部屋に行こうかと思ったが、階上には人の気配があり、なんとなく引き返した。裏手ならば人がいないだろうかと、方向を転換する]
[部屋を出るウェンデルに手をふって見送り、
広間の面々のやりとりをボーっと眺めたりしながら、
ナターリエの質問には]
いやぁ、俺のほうもなんにも。
てかなにかあれば自然と知らせがいくだろう、こんな閉鎖空間にいるんだしな。
[先ほどのやり取りは全く見てないので、こちらが何を思っていたのか。意識のズレはかなりあっただろうが。そこは元来の性格か、さして気にも留めず。
それよりは次いででた言葉に意識が向いた。]
…そんなに長引くほど拗れるのか?今回のこれは。
[ライヒアルトが飲み込んだ言葉は、今はまだ予想出来るほど頭が回っていなかった。
マテウスの言葉には、それもそうだがと頷きはしたが。]
[広間へ行こうとし]
12人、…だったかな。
[途中][足を止め]
[小さく息を吐き]
おや。
…ウェンデル君?
[向かいの人影][目を凝らした]
[いつの間にか眠ってしまったらしい。誰かが声をかけてくれたのには気付いたが、呻き声の他には返せなかった。
目を覚ませば、体にかけられた毛布。幼なじみの女性いずれかの配慮であろう、とは、鈍い彼でも流石に気付く。
頭痛は取れたが……その代わりにきりきりと痛む、左の眼]
……なあ、冗談だろう?母さん。
[小さな声で誰にも聞こえぬように、呟く]
[本当に欲しいのは頭痛薬だったけれど。
深くを語る事は出来ぬゆえ]
はい。

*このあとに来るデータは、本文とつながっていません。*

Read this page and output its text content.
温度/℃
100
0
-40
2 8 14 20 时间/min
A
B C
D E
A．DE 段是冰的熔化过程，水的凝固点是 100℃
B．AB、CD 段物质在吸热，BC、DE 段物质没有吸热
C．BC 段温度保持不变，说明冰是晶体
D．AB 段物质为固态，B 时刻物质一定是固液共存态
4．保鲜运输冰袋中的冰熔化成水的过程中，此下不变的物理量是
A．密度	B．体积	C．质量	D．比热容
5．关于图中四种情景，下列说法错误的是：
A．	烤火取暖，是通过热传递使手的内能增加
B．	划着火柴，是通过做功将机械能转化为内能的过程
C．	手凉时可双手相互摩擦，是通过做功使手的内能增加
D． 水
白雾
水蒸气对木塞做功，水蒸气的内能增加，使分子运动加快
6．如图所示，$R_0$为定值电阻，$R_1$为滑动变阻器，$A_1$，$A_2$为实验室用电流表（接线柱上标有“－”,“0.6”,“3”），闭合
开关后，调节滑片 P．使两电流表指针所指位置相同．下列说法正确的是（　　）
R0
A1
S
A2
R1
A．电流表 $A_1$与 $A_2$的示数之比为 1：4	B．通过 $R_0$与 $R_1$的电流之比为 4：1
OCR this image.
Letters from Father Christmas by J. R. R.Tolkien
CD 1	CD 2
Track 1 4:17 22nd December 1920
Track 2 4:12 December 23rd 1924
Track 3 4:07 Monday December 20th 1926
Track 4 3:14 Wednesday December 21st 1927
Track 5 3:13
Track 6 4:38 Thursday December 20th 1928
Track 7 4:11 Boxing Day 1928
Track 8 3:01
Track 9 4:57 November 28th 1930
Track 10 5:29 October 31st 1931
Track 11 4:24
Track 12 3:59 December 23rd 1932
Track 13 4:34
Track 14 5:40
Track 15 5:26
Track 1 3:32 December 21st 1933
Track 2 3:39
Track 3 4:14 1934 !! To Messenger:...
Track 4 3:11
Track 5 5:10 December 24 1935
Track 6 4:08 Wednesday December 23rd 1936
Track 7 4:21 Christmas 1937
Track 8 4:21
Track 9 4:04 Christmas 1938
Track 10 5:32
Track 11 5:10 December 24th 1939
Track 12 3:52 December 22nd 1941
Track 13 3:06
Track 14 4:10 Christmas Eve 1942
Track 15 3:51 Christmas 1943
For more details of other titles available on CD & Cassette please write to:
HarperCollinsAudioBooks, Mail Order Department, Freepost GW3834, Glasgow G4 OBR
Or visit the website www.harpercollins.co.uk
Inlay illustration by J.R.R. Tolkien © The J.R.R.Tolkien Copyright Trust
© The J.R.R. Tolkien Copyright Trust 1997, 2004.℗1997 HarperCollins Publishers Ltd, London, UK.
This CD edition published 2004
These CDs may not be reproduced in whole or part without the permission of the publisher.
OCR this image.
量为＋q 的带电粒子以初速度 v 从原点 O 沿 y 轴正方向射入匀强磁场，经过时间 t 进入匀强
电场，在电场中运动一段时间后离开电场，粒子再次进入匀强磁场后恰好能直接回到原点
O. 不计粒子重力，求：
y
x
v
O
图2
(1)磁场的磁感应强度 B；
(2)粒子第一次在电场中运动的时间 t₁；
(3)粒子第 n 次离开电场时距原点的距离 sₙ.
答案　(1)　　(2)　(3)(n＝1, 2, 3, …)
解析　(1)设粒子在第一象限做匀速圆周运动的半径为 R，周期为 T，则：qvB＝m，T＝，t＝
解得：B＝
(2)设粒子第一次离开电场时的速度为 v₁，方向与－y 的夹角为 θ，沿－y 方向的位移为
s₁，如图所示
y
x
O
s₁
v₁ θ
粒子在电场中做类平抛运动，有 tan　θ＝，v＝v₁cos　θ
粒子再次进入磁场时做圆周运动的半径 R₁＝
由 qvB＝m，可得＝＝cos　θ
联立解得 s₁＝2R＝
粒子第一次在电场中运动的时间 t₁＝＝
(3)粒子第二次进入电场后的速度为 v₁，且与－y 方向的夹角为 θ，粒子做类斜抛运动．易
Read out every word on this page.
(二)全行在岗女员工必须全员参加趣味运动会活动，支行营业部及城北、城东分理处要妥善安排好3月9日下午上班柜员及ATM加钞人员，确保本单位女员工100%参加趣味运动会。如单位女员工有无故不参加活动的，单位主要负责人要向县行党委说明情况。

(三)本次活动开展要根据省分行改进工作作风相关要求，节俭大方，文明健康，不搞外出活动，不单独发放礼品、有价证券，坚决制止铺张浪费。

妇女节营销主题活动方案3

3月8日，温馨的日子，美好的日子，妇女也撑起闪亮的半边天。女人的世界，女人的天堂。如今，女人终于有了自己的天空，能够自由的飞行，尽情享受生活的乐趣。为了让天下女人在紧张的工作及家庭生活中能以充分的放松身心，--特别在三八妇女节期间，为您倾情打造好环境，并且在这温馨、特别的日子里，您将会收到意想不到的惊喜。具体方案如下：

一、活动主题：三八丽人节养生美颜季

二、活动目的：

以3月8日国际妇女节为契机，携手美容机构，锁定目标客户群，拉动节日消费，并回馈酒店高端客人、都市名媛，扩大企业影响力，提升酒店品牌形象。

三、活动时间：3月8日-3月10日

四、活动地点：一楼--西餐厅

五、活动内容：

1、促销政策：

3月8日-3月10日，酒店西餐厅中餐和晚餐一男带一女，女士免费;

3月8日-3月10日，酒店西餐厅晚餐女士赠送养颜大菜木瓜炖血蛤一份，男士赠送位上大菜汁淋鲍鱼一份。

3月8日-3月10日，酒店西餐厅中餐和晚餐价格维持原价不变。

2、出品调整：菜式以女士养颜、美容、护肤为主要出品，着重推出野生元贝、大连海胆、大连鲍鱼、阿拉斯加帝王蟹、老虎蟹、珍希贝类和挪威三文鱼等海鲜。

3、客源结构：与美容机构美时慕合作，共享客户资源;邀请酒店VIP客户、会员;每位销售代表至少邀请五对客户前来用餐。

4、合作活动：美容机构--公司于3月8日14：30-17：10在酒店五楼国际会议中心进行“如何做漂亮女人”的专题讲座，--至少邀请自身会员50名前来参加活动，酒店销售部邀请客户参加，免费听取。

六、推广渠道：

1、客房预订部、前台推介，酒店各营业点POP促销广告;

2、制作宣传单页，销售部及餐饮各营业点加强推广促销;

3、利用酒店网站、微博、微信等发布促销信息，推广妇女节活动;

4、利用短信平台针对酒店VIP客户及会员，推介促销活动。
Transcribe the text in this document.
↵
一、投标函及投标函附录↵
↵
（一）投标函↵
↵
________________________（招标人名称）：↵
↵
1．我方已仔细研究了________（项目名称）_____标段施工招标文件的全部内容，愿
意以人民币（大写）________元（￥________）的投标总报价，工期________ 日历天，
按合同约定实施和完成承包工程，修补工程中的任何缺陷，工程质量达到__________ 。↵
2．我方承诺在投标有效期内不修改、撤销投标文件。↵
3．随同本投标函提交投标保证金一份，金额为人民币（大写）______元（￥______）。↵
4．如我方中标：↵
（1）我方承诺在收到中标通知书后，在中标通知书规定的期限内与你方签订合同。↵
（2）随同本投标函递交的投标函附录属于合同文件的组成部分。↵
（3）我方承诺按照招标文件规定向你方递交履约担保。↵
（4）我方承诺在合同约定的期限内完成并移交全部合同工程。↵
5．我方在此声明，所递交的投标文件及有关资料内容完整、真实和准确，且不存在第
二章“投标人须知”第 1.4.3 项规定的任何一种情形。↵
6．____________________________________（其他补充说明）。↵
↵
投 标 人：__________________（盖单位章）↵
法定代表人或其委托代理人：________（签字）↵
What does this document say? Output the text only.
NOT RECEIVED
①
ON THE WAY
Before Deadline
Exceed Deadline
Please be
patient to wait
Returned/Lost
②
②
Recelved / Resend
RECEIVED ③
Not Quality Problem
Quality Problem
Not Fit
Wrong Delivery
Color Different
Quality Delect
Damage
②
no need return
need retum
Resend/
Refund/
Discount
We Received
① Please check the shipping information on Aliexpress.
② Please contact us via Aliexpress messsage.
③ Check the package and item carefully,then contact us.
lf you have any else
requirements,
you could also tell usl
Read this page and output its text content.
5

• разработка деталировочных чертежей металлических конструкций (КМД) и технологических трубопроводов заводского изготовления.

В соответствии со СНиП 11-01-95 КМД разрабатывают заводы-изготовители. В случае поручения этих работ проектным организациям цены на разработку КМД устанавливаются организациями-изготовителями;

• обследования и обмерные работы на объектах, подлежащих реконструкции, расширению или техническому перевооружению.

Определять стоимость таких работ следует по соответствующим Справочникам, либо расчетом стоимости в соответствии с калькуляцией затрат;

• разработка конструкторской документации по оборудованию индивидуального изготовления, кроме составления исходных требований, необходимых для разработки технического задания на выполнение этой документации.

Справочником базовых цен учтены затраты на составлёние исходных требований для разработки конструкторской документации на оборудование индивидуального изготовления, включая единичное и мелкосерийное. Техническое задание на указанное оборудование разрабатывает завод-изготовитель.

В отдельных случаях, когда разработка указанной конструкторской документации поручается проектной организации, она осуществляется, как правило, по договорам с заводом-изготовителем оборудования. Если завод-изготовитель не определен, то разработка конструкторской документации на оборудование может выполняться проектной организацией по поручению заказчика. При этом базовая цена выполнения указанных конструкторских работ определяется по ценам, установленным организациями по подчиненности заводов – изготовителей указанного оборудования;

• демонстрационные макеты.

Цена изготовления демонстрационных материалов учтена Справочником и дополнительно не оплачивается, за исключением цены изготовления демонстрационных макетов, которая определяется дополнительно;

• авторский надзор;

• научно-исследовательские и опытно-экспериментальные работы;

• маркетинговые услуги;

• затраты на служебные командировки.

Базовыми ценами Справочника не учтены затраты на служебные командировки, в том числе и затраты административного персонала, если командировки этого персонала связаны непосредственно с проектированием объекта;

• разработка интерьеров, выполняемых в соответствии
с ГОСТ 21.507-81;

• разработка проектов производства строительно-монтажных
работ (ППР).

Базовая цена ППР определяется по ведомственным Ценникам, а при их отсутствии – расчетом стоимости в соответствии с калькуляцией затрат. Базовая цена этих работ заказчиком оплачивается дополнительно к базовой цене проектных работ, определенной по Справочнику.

特定のものも有れば嬉しいですが、それで構いません。
[抑揚に欠けた声で告げ、再度頭を下げた]
ありがとうございます。
待ってますね。
[さらり、と髪が揺れる。
扉の先、寝台の上で広げられる薬箱を、廊下から眺めた]
―二階自室―
……あ。
[プツリ、と集中が途切れた。
途中何も休まなかったわけではないが、意識はずっと作業に向き続けていて。どれだけ時間が経ったのかも分からない]
間に合うかな。
[呟きは声になったかならないか。
左手の下の翼は広がって。しかしまだ羽搏くには足りず]
……休憩。
[ただ、今はもう続けられないのも分かる。
大きな溜息を吐くと、ゆっくりと立ち上がり部屋を出た]
……長引く可能性は、高い。
[ナターリエの疑問に、短くこう返す。
可能性、という言い回しはしていても、それはほぼ確信。
事が既に起きている──『始まっている』事は、否定の意思について回る頭痛が物語っていた]
勿論、何事もないのであれば。
それを、望みたいが……な。
[先ほどのゼルギウスの動きそのままに椅子の上で体をよじり、立ち上がって軽く背筋を伸ばして]
うん。椅子の上で寝るもんじゃないな。
話がわからなくなるのが怖くて部屋に戻るのを止したんだが……眠ってしまっちゃ意味がねえや。
っ、
[人がいるとは予想してなかったため、小さく息を飲んだ]
……ああ、アーベル先生。
どうされたんですか、こんなところで。
[自分にも返る問いと、気づいたのは発してから]
─二階自室─
昼に調合してて正解だったかな。
分けても十分なくらいはあるんだ。
[ゲルダが聞いてるかどうかは知らないが]
[そんなことを言いながら小箱に必要な薬を詰め終える]
痛み止め各種、傷薬、解熱剤、それと必要か分からないけど導眠剤も入れておいた。
包帯も少しだけど入れておいたよ。
[道具を片付けて小箱を手に持ち]
[扉へと歩んでゲルダの下へ]
[入れたものの説明をしながらその小箱を差し出した]
長引くか…。
[ライヒアルトの返答につぶやいてから]
ライヒアルトは、俺達よりもいろいろと、
その人狼についてとか知ってそうだな。
少し、気分転換にね。
今は戻るところ。
[手の中の箱を軽く放り][掴み]
[ポケットへ戻す]
君は?
[当然の如く][疑問を返す]
[ふいに、視界の隅にイヴァンが起きたのが見え、軽く手を振る。
呟きは遠く耳には届かない。]
おはようイヴァン。昨日からずっと寝ていたみたいだが。
どこか悪かったのか?
[流石に酒が、と言うには長すぎて。]
[マテウスの言葉に、視線は一度、そちらへ。
それから、未だに手をつけていないカップへと、一度、落ちる]
……少なくとも。
ここに集められた中では、それなりに知識はある方である、という自覚はある。
[間を置いて、発した言葉は静かなもの]
おはよう、イヴァン。
[目を覚ました様子のイヴァンに気づき挨拶]
どこか具合でも悪くしたんなら無理せずにゼルギウスに見てもらったほうがいいぞ。
こじらせると余計に始末におけないからな。